AK PARTİ'DEN ELEŞTİRİYE YANIT
Bunun üzerine söz alan AK Parti Konya Milletvekili Selman Özboyacı, kanun teklifi haline gelmeden önce birçok farklı STK, kamu kuruluşu ve ilgili akademisyenlerle bu konuyu görüştüklerini anlatarak şunları kaydetti:
"Neticede bu iş kanun teklifi haline geldi, Meclis Başkanlığımıza sunuldu. Kanuni süreçlerde herhangi bir aksama yok, bir olağanüstü durum da yok. Hanımefendi Cumhurbaşkanımızın eşleridir. Sosyal sorumluluk projeleri yürütmektedir. Çevreye oldukça duyarlıdır. Biz de bu konuyla alakalı, istişare ettiğimiz diğer bütün STK'ler gibi, Hanımefendi'yi bilgilendirmek için sadece böyle bir ziyaret yaptık. Bunun kanun yapmayla hiçbir ilgisi yoktur. Zaten komisyondan geçmiş bir kanun teklifi bugün Genel Kurulda görüşülmektedir. Kesinlikle Hanımefendi'nin bu konularda da böyle ucuz siyasi polemiklere konu olmamasını rica ediyorum. Murat Bey'in böyle bir amacının olmadığını biliyorum ama kendisi bu konudaki hem gayretimizi biliyor hem niyetimizi biliyor."
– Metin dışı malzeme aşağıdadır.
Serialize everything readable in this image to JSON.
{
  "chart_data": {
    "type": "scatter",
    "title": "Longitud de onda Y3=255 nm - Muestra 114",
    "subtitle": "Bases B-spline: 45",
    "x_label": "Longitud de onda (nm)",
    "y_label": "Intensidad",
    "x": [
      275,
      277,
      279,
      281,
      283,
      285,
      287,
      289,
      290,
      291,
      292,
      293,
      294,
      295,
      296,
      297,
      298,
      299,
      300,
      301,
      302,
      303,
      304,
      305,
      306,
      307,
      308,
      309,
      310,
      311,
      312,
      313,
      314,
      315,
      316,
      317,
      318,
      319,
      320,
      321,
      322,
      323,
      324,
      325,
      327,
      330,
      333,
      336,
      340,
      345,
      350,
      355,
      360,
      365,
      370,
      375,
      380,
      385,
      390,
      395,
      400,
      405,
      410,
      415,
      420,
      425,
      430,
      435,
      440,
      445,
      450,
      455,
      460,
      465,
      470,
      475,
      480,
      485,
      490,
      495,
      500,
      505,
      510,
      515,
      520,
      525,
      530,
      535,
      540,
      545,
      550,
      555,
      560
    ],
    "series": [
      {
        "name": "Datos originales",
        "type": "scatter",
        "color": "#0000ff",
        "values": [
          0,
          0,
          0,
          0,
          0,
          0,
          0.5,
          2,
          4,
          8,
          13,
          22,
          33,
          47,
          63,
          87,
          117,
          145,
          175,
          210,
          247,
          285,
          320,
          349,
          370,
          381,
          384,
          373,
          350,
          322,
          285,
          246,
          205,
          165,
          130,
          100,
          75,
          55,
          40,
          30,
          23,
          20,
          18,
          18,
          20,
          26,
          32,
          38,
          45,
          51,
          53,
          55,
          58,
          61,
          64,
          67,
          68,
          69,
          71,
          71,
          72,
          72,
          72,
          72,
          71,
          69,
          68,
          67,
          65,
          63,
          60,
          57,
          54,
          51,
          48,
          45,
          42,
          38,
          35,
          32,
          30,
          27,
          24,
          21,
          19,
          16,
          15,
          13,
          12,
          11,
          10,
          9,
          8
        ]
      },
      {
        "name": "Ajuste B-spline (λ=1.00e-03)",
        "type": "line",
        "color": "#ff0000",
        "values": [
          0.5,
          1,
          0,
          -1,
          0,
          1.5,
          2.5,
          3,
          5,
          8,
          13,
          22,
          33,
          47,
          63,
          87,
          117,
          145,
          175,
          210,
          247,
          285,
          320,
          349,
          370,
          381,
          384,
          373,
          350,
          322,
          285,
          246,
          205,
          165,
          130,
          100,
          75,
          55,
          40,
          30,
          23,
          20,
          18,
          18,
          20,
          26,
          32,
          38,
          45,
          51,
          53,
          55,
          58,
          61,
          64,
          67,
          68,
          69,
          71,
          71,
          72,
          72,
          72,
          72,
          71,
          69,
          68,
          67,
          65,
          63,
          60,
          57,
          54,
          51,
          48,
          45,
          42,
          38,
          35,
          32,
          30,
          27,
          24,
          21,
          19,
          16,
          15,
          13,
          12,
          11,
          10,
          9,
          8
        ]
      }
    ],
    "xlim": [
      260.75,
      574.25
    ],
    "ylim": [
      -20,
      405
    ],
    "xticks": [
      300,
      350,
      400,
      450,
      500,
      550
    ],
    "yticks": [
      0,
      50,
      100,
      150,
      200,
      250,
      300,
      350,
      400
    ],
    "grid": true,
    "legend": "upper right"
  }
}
AK Pati Grup Başkanvekili Cahit Özkan ise Cumhurbaşkanı Erdoğan'ın eşi Emine Erdoğan ile bu hususu paylaşmanın kime ne zararı olduğunu sorarak "Bu ülkede terör örgütleriyle karanlık kapılar arkasında konuşma yapanlar var. Avrupa'da, Türkiye aleyhtarı lobilerle toplantı yapanlar var. Onlarla toplantı olacak, Sayın Cumhurbaşkanımızın eşiyle paylaşılmayacak. Biz bunu kabul etmiyoruz." diye konuştu.
Bunun üzerine söz alan CHP İzmir Milletvekili Bakan, "Madem 'terörle mücadele' falan diyorsun, hadi gelin beraber şu uzman jandarmanın statü problemini çözelim, astsubayın tazminat problemini çözelim, polisin 12'ye 12 mesaisini çözelim. Hadi gel beraber 3600 ek göstergeyi çözelim. Hamaset olmaz, onlar evine ekmek götürüyor, bir emirle ölüme gidiyorlar vatan için. Onları çözelim." ifadelerini kullandı.
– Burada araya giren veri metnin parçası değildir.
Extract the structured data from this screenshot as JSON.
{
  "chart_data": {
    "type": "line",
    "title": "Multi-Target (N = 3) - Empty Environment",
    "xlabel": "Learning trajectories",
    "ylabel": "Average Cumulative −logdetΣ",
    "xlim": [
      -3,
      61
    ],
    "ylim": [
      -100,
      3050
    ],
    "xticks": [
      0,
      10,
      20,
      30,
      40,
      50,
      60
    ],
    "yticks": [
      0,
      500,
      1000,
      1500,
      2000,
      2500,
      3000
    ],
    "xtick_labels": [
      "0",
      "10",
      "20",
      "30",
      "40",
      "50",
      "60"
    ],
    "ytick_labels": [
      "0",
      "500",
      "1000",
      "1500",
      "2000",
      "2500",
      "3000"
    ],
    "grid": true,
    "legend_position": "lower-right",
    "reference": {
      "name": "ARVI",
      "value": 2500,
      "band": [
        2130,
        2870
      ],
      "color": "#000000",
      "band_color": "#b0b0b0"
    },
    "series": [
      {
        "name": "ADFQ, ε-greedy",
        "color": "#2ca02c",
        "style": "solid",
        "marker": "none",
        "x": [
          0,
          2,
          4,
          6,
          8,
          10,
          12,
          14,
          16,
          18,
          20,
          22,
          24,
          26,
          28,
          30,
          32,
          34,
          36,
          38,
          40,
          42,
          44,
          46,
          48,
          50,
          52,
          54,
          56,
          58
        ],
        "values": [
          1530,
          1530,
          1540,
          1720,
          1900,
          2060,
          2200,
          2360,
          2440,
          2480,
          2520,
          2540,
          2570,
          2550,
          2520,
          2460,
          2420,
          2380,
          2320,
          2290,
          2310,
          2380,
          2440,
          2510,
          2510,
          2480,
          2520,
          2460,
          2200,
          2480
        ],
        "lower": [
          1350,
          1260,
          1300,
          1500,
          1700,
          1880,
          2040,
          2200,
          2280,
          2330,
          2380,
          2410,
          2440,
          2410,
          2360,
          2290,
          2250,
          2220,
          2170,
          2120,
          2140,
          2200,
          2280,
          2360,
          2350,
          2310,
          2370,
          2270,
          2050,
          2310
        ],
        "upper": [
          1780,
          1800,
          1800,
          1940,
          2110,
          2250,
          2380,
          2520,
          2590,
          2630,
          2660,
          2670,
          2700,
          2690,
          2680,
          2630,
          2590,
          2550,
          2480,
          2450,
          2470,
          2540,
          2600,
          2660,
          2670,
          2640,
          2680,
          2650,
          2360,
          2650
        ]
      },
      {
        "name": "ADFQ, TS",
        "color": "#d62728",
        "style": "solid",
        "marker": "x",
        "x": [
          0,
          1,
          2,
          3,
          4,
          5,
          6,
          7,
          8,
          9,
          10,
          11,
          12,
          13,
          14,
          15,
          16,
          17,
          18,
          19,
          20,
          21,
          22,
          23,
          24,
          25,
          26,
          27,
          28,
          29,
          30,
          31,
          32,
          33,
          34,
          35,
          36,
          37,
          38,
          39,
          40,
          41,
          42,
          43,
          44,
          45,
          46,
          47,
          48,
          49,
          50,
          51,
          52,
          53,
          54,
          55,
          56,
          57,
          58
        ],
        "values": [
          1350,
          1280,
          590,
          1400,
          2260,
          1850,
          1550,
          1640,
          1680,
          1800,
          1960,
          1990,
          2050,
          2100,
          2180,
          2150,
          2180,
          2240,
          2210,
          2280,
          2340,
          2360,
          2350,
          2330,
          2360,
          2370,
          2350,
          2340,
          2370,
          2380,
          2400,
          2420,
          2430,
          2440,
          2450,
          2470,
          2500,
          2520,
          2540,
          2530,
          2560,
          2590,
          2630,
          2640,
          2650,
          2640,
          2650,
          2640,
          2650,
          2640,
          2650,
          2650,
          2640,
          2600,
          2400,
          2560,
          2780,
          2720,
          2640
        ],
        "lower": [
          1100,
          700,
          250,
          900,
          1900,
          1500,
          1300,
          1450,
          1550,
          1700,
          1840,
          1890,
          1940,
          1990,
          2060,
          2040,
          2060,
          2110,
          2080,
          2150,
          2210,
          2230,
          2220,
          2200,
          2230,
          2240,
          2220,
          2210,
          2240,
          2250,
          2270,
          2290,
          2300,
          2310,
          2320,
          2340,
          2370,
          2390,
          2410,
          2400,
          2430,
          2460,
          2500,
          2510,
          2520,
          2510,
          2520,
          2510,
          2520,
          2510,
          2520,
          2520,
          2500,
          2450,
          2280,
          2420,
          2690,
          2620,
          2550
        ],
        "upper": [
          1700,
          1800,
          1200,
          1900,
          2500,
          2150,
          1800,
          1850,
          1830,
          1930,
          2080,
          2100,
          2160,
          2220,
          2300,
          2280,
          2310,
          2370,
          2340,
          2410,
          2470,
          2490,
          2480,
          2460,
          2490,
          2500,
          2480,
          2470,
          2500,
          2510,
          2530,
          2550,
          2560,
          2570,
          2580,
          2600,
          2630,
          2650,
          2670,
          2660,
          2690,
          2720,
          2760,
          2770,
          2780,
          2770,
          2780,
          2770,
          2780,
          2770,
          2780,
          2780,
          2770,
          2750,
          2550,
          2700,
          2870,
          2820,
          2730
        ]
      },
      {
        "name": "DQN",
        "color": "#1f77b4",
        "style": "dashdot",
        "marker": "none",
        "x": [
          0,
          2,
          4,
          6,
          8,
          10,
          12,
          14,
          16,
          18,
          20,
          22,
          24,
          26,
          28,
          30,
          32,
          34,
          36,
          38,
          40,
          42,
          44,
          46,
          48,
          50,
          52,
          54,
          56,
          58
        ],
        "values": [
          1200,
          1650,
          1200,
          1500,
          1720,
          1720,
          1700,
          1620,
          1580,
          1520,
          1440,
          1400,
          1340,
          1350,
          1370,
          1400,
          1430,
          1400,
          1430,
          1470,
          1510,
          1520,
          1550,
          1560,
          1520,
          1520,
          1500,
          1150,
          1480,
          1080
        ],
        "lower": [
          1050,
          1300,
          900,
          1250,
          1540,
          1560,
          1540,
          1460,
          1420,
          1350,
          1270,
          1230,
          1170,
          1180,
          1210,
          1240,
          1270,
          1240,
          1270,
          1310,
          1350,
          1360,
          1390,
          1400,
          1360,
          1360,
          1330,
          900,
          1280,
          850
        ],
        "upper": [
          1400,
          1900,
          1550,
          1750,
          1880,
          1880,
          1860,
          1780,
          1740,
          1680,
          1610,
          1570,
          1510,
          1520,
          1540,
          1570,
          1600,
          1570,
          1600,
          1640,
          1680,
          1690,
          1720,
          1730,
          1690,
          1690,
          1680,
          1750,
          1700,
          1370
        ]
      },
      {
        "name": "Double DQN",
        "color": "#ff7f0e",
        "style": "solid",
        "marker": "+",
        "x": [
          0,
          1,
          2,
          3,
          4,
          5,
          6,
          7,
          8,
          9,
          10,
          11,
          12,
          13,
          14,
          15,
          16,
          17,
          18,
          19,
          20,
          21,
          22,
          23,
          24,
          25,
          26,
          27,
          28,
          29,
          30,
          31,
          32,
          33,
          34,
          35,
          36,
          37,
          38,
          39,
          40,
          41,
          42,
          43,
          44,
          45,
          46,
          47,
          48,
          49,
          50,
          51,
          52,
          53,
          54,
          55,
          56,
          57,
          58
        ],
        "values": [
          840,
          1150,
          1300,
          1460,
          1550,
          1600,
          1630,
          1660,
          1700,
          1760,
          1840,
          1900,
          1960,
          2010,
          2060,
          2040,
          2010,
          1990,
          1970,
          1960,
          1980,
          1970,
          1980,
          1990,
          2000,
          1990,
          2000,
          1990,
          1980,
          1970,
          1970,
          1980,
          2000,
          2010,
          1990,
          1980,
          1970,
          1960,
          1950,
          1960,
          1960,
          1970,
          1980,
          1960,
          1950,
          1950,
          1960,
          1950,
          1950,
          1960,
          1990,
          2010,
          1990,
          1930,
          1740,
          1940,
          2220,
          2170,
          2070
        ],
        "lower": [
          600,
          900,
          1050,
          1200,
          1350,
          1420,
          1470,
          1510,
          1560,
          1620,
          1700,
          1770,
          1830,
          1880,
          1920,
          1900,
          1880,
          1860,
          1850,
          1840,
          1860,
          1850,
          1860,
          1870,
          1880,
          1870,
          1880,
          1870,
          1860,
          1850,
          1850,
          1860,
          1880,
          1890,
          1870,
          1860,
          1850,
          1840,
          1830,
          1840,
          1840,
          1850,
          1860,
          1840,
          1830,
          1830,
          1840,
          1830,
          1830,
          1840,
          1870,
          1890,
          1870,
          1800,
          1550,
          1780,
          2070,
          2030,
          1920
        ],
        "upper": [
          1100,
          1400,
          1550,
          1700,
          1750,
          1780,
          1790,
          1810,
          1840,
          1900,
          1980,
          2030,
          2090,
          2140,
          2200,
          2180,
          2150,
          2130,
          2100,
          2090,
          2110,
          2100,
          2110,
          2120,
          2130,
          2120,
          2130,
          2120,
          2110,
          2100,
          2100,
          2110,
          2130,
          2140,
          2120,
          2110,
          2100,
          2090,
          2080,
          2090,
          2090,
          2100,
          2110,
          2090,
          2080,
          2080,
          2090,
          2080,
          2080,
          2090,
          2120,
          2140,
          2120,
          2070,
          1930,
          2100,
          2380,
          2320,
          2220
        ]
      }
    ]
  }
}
Teklifin tümü üzerinde şahsı adına söz alan CHP İzmir Milletvekili Mahir Polat, teklifin, çevrenin korunmasını öngören maddenin yanı sıra birçok "rant" maddesini içerdiğini ileri sürerek Danışma Kurulunun öncelikle çevre mühendisleri, ziraat mühendisleri, orman mühendisleri, jeologlar ve peyzaj mimarlarından oluşmak zorunda olduğunu söyledi.
AK Parti Konya Milletvekili Selman Özboyacı, ülke kaynaklarının daha verimli kullanılması adına çalıştıklarını belirterek Türkiye Çevre Ajansının çok geniş bir kapsama oturduğunu ve ilk etapta depozito yönetim sistemini hayata geçirmesini çok önemsediklerini aktardı. Türkiye'de bugün yılda 32 milyon ton katı atık üretildiğine işaret eden Özboyacı, "Biz plastik atıkları, cam atıkları, metal atıkları ayrı ayrı toplasak hatta bunları atık haline gelmeden ham madde gibi kullanabilsek çok daha etkin bir geri dönüşüm elde edeceğiz." dedi.
Depozito Yönetim Sistemi vasıtasıyla 20 milyar adet içecek ambalajının yüzde 90'ını üç sene içerisinde geri dönüştürmeyi hedeflediklerini bildiren Özboyacı, "Bu sayede enerjide ve ithalatta yapacağımız masraf azalmalarıyla Türkiye'nin ekonomisine yılda 2 milyar lira katkı sağlamayı düşünüyoruz ve cari açıkta yarım milyar lira azalma öngörüyoruz." diye konuştu.